Monday, December 17, 2018

Film Review: Free Solo

On June 3rd, 2017, Alex Honnold did the unthinkable. He climbed Freerider (5.13a, VI) on El Capitan, without a rope. That's three-thousand feet of hard climbing, where even the most minor mistake, would result in death.

This has been described as an Olympic-level achievement, where if you didn't get a gold medal, the silver is death. It's been described as perhaps the most audacious achievement in sports history. And it has been described as "the hardest thing anyone has done, ever..."

I posted some of those thoughts online after Alex completed his route and was roundly attacked by people who didn't see it as that big a deal. Or thought that these comparisons lacked depth or thought. But I have to say that, this is a big deal. It is not the type of thing that just anybody is going to go out and do. It is an incredible achievement.

And here's the other thing...there was a film crew with him through the whole ascent.


Free Solo is a terrifying film. It chronicles everything that leads up to this insane ascent. We see him train. We see him climb and we see him fail, on the very wall he's going to free solo. We see him get injured. And we see him as he develops a relationship with a woman named Sanni McCandless.

The process of prepping for his ascent of Freerider is deeply impacted by his relationship with Sanni. Imagine your partner going off to war. That's bad. But now imagine that your parter is going to a war zone that no one has ever gone to before. And then imagine that the reason no one has ever gone to that war zone is because the likelihood of survival is nearly zero. And after imagining all that, imagine that your partner was choosing to go to this particular war zone that it's unlikely he'll return from...not to win a war or to stop an enemy, but because it was a personal goal to go that war zone...

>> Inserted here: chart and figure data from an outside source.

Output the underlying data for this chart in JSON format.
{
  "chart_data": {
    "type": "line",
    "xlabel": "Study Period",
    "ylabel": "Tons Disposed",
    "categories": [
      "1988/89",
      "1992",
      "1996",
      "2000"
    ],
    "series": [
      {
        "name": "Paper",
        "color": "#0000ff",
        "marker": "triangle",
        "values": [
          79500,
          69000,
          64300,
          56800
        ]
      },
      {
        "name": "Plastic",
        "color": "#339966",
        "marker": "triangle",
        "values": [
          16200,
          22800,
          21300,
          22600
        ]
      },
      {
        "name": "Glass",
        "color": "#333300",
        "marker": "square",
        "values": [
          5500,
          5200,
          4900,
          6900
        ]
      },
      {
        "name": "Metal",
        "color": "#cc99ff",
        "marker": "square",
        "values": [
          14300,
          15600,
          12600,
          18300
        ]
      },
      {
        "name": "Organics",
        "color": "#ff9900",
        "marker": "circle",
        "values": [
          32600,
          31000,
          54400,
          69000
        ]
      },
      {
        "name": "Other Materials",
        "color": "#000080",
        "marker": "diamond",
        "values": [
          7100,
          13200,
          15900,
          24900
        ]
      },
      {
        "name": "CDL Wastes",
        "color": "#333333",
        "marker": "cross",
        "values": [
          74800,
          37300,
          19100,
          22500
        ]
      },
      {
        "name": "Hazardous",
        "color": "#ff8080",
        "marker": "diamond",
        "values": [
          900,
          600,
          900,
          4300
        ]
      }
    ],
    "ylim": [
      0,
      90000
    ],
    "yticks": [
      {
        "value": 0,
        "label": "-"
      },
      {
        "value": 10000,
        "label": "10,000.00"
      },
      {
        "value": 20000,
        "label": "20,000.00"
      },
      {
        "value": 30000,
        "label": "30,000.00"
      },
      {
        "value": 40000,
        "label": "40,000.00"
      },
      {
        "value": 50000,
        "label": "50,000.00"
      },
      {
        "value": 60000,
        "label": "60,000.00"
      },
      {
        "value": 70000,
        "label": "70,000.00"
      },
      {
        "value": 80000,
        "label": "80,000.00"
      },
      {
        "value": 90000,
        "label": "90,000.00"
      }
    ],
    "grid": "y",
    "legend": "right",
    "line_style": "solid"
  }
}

How does Sanni deal with such a choice? How does Alex feel about falling in love, but still wanting this crazy dangerous thing?

And while you can never truly get into Alex's head, it is possible to see glimpses of his concern, particularly his concern for his friends and girlfriend if he were to fall. And we also see glimpses of the deep steely resolve that allows the climber to solo at such a high level and stay alive.


Though this film is quite good, it does drag a bit about three-quarters of the way through. There is a sequence within the film that really bogs it down and undermines the frenetic energy that existed within it previously. The story of Alex's relationship is deeply important to the film. But when they start looking at houses, and buying refrigerators, and talking about sleeping on the floor of the new house, it really starts to drag. There are ten to twelve minutes within this section that should have been cut in order to tighten up the movie. Once they get through this section, the film, once again, becomes an amazing ride.

Free Solo is an incredible experience with beautiful images and engaging characters throughout, but it is often hard to watch. My hands were slick with sweat through the bulk of the film. Additionally, they regularly showed the cameramen and how they were responding to the ascent. Mikey Schaefer, a well known climber and cameraman, spent a lot of time looking away from the camera during the ascent. His fear for Alex translated into our fear. And when he gets to the summit, we feel a deep sense of accomplishment.

Jimmy Chin -- one of the filmmakers -- meets Alex at the top, tears brimming in his eyes. Clearly, he was happy his friend was still alive. Clearly, it was a great release of tension to see him standing on the top.

Alex Honnold, on the other hand, simply smiled and said, "I feel delight, I'm delighted..."

And anybody who takes the opportunity to experience this film, will feel delight too.